"Bill Hobba" wrote in message
...
| FrediFizzx wrote:
| I like the way Griffiths described an inertial frame in "Introduction to
| Electrodynamics".
|
| "To avoid this trap we define an inertial frame formally as one in which
| Newton's first law holds. If you want to know whether you're in an
| inertial
| frame, throw some rocks around---if they travel in straight lines at
| constant speed, you've got yourself an inertial frame, and any frame
| moving
| at constant velocity with respect to you will be another inertial
frame."
|
| I don't see that it has to be any more complicated than this.
|
|
| I like Landaus definition - it is a frame is which space and time are
| homogeneous and space is isotropic. It is equivalent to the one above via
| the POR (nice little exercise to show this). Problems come when you look
at
| it really closely. First you must specify a coordinate system.
Physically
| how do you do this - via rigid rods (SR later shows they do not exist) or
| exactly how?

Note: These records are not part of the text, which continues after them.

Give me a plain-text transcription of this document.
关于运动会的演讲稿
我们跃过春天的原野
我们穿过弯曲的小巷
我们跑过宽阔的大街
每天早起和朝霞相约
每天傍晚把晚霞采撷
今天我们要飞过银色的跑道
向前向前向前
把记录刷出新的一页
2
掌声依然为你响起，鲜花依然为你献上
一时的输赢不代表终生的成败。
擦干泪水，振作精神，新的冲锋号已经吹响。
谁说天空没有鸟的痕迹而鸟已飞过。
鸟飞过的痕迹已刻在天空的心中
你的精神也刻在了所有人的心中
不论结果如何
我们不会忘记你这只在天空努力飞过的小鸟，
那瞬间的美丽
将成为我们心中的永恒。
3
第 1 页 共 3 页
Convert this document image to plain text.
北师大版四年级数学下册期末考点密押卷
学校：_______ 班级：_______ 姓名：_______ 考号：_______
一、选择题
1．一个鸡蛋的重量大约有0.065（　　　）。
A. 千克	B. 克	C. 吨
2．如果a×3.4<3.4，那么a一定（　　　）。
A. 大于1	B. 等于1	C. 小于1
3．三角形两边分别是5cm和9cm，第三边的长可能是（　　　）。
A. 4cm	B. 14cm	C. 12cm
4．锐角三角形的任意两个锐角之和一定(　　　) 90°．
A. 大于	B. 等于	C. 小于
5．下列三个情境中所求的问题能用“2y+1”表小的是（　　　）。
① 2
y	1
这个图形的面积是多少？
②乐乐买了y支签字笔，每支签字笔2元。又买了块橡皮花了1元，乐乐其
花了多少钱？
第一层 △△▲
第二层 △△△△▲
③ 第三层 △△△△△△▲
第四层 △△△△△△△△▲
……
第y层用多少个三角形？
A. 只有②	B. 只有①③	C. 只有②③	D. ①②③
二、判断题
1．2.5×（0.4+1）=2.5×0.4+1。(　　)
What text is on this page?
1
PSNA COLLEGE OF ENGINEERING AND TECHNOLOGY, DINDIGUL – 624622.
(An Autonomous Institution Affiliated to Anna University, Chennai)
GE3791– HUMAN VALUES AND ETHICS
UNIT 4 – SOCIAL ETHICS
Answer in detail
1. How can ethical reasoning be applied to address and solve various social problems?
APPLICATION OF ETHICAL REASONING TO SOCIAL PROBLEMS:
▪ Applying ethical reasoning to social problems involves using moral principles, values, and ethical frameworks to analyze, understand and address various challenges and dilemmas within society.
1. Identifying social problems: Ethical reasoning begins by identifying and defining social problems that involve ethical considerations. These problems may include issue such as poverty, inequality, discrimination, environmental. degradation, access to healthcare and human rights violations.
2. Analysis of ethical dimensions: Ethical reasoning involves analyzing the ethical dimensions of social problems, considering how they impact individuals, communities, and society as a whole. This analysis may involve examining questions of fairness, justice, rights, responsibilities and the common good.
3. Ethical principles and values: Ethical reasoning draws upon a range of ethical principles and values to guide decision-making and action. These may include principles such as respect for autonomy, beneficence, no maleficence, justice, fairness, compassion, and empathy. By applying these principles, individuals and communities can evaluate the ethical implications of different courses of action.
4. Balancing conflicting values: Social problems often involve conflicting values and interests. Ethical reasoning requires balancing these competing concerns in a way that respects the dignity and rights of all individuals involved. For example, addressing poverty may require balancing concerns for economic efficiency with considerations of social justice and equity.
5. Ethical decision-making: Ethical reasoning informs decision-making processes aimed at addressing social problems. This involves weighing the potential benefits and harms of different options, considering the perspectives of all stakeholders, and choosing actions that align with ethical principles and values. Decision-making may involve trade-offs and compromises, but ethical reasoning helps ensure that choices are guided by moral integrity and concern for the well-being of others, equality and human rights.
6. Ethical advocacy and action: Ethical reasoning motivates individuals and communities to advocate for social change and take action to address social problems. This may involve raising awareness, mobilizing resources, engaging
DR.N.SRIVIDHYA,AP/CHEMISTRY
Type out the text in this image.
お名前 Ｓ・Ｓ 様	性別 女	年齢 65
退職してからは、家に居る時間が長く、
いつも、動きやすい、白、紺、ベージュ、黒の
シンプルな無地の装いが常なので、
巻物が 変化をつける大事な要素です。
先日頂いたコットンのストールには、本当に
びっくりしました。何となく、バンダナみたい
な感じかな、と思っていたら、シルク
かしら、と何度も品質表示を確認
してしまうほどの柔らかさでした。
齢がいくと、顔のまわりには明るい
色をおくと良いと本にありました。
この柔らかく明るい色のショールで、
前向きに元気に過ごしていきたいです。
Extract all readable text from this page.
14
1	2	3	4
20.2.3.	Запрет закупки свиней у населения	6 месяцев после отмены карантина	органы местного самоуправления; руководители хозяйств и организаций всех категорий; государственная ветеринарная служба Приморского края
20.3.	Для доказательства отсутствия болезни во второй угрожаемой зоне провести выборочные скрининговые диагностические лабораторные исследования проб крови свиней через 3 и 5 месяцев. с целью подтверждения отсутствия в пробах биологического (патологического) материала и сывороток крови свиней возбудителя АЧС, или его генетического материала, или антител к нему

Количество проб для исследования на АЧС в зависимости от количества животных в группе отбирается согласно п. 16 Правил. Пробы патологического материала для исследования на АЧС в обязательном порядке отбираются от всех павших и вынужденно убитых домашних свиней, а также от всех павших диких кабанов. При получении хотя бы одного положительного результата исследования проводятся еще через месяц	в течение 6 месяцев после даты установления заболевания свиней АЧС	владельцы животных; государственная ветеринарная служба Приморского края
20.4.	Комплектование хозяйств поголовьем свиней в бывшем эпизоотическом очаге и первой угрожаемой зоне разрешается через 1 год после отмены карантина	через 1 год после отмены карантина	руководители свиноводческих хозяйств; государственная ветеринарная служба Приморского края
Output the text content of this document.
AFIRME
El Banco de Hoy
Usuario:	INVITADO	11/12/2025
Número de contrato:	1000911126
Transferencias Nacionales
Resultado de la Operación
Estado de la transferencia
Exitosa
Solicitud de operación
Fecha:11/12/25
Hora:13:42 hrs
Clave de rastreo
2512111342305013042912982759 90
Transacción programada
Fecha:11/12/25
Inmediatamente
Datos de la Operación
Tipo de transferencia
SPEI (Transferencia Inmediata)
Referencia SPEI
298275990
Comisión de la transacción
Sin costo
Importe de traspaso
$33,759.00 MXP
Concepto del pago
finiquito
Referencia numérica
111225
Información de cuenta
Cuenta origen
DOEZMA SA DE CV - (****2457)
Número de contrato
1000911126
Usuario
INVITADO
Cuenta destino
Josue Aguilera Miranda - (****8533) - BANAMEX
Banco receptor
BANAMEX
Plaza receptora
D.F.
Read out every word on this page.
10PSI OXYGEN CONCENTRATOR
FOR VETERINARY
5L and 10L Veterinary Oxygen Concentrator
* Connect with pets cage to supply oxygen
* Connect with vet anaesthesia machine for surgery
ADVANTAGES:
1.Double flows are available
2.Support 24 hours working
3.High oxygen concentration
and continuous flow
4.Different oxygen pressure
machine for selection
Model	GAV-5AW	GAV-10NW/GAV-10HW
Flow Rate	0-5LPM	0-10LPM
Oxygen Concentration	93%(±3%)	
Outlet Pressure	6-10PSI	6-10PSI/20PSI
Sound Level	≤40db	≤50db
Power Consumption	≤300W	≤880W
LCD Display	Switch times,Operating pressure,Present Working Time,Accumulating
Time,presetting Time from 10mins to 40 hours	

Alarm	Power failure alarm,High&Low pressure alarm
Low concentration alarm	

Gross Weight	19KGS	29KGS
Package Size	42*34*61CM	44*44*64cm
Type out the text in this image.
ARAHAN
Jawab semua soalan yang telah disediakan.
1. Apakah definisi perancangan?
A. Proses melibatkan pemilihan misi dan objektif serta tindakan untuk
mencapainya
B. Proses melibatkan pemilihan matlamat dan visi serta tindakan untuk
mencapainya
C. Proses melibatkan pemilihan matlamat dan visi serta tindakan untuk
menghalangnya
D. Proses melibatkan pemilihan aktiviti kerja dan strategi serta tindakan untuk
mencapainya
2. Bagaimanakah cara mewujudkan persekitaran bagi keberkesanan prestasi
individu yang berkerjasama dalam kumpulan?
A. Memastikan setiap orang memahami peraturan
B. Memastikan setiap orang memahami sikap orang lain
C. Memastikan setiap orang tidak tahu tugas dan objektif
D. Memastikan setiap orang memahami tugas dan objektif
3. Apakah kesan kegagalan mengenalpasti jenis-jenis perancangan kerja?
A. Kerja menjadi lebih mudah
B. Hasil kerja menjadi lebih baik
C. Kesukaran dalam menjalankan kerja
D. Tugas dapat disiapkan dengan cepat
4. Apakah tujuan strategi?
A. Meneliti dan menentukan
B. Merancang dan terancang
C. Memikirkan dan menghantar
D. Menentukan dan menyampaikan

Secondly how do we synchronize clocks so we have a universal
| time? Using OWLS? Then the speed of light is constant by definition.
Take
| two clocks at the same point then sync them and slowly move them apart?
Are
| you sure they will then stay synced? Via two way light speed? Only if
your
| really sure of the isotropy property. Which then begs the question how do
| you show a frame of reference is homogeneous and isotropic? Although I am
| no expert he it just seems like a total mine field to me that I just hope
| someone has sorted out.
|
| My solution is you accept these things as extra axioms ie you can
construct
| from stationary rods that are rigid in the classical domain Cartesian
| coordinates (guaranteed by Euclidian geometry which you assume valid for
| stationary or slow moving lines and points). You also assume you
| conceptually have a synced set of stationary clocks at all points. But
| physically it still seems a problem.


OK, I get it. It is a physical measurement problem. How do we go out and
actually measure to see if the thrown rocks do go straight and at a uniform
velocity. Yes, it seems you need to start from Cartesian coordinates and
Euclidian geometry to validate it. Once you are in it, tough to validate.
Hmmm.

FrediFizzx

The answer comes to you shortly after you give up hope of finding it.